Schweinezucht in Deutschland

Mehr als 13 Millionen tote Schweine jährlich

Nach neusten Erkenntnissen wurde in einer Schweinezucht in Rinkerode dramatische Zustände festgestellt. Dies scheint kein Einzelfall in der deutschen Schweinezucht zu sein. Verstöße gegen die Tierschutz-Nutzerverordnung und hygienische Regelungen sind an der Tagesordnung. Wir berichteten bereits über kranke Nutztiere und dem Massenschreddern von Küken. Resultat hier: 13 Millionen Schweine sterben jährlich an den Folgen der Zustände.

Am letzten Mittwoch in einer Abendreportage bei SternTV vom Sender RTL wurde ein Bericht über einen Schweinezuchtbetrieb in Rinkerode veröffentlicht. Mit Hilfe von Aktivisten und Youtubern wurde bereits über einen längeren Zeitrahmen Videomaterial zusammen gestellt und die Zustände dokumentiert.

Gordon Prox und Aljosha Muttardi sind Youtuber und sind mit dem Kanal „Vegan ist ungesund“ bekannt. Die beiden Männer, die sonst ihre Aufklärung über pflanzliche Ernährung auf witzige Weise vorantreiben, bleiben in der Dokumentation über den Scheinezuchtbetrieb deutlich nüchterner und trockener. 

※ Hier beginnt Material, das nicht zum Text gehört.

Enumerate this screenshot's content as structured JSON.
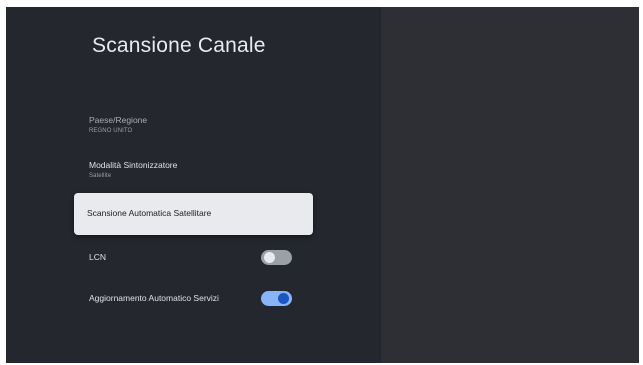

Im Video zu sehen sind dramatische Zustände, verletzte sowie sterbende Schweine und unzählige tote Tiere, die im Gebäude und Mülltonnen herumliegen. Schockierend dabei die hygienischen Zustände, der Einsatz von massenhaften Antibiotika und Strichlisten über tote Tiere. Pro Woche werden aktiv 70 Schweine getötet. Verletzte Schweine werden dabei augenscheinlich nicht tierärztlich versorgt. Das deutsche Tierschutzbüro spricht hier über gesetzeswidrige Praktiken, die im Video aus versteckten Kameras zusammen getragen wurde.

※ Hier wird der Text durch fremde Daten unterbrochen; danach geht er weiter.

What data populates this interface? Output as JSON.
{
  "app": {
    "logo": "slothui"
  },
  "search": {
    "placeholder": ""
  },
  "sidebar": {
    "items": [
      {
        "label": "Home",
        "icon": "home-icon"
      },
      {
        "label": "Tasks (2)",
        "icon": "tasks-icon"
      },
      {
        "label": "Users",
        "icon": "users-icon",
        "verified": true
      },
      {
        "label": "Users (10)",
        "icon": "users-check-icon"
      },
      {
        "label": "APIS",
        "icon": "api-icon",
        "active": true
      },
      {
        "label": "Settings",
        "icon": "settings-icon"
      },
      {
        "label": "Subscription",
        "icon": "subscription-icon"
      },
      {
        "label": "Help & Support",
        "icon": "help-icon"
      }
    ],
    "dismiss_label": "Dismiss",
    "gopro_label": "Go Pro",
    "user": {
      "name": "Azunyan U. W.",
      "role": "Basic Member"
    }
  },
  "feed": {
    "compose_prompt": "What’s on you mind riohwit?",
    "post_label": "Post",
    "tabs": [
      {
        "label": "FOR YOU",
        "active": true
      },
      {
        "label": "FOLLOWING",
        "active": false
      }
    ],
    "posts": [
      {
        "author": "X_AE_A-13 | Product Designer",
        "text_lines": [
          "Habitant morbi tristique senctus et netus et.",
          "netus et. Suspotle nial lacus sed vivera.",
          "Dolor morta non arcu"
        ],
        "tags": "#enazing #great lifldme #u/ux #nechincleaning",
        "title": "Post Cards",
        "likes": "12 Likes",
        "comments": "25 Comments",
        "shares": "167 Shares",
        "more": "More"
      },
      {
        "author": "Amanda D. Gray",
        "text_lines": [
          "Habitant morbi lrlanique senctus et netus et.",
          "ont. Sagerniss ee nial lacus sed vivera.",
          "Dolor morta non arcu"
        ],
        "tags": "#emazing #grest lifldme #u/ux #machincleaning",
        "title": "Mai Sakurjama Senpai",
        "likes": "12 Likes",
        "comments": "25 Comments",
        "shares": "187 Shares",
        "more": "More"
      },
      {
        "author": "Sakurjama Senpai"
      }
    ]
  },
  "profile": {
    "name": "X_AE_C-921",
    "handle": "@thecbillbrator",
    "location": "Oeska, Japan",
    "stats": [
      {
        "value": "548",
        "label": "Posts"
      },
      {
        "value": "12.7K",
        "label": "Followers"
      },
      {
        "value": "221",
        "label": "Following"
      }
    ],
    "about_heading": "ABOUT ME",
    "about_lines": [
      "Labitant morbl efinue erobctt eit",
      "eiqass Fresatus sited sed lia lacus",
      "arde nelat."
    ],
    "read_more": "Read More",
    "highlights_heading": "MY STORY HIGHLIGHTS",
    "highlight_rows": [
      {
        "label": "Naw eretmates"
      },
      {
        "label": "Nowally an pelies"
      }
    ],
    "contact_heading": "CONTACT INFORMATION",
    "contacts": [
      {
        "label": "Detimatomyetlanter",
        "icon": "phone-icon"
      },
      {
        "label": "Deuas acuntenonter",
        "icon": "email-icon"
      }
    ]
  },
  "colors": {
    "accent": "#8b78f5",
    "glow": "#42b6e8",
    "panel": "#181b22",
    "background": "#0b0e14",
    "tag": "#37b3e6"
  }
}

„In dem Betrieb haben die Mitarbeiter offenbar jeden Respekt vor den Lebewesen verloren“ so schildert empört Pfeifer, Vorstandsvorsitzender des deutschen Tierschutzbüros. Zahlreiche Schweine werden getreten, gestoßen, geschlagen, geworfen und bespuckt. Tote Tiere werden achtlos auf Fusswegen liegen gelassen.

Kastenstand soll legalisiert werden

Die vorgefundende Sauenhaltung im Kastenstand verstößt gegen die Tierschutz-Nuterverordnung. Das Bundesamtwirtschaftsministerium beabsichtigt diese Kastenhaltung zu legalisieren, jedoch ist die Verordnung noch nicht in Kraft gesetzt worden. Die vorgefundende Haltung in Rinkerode ist damitgesetzeswirdig.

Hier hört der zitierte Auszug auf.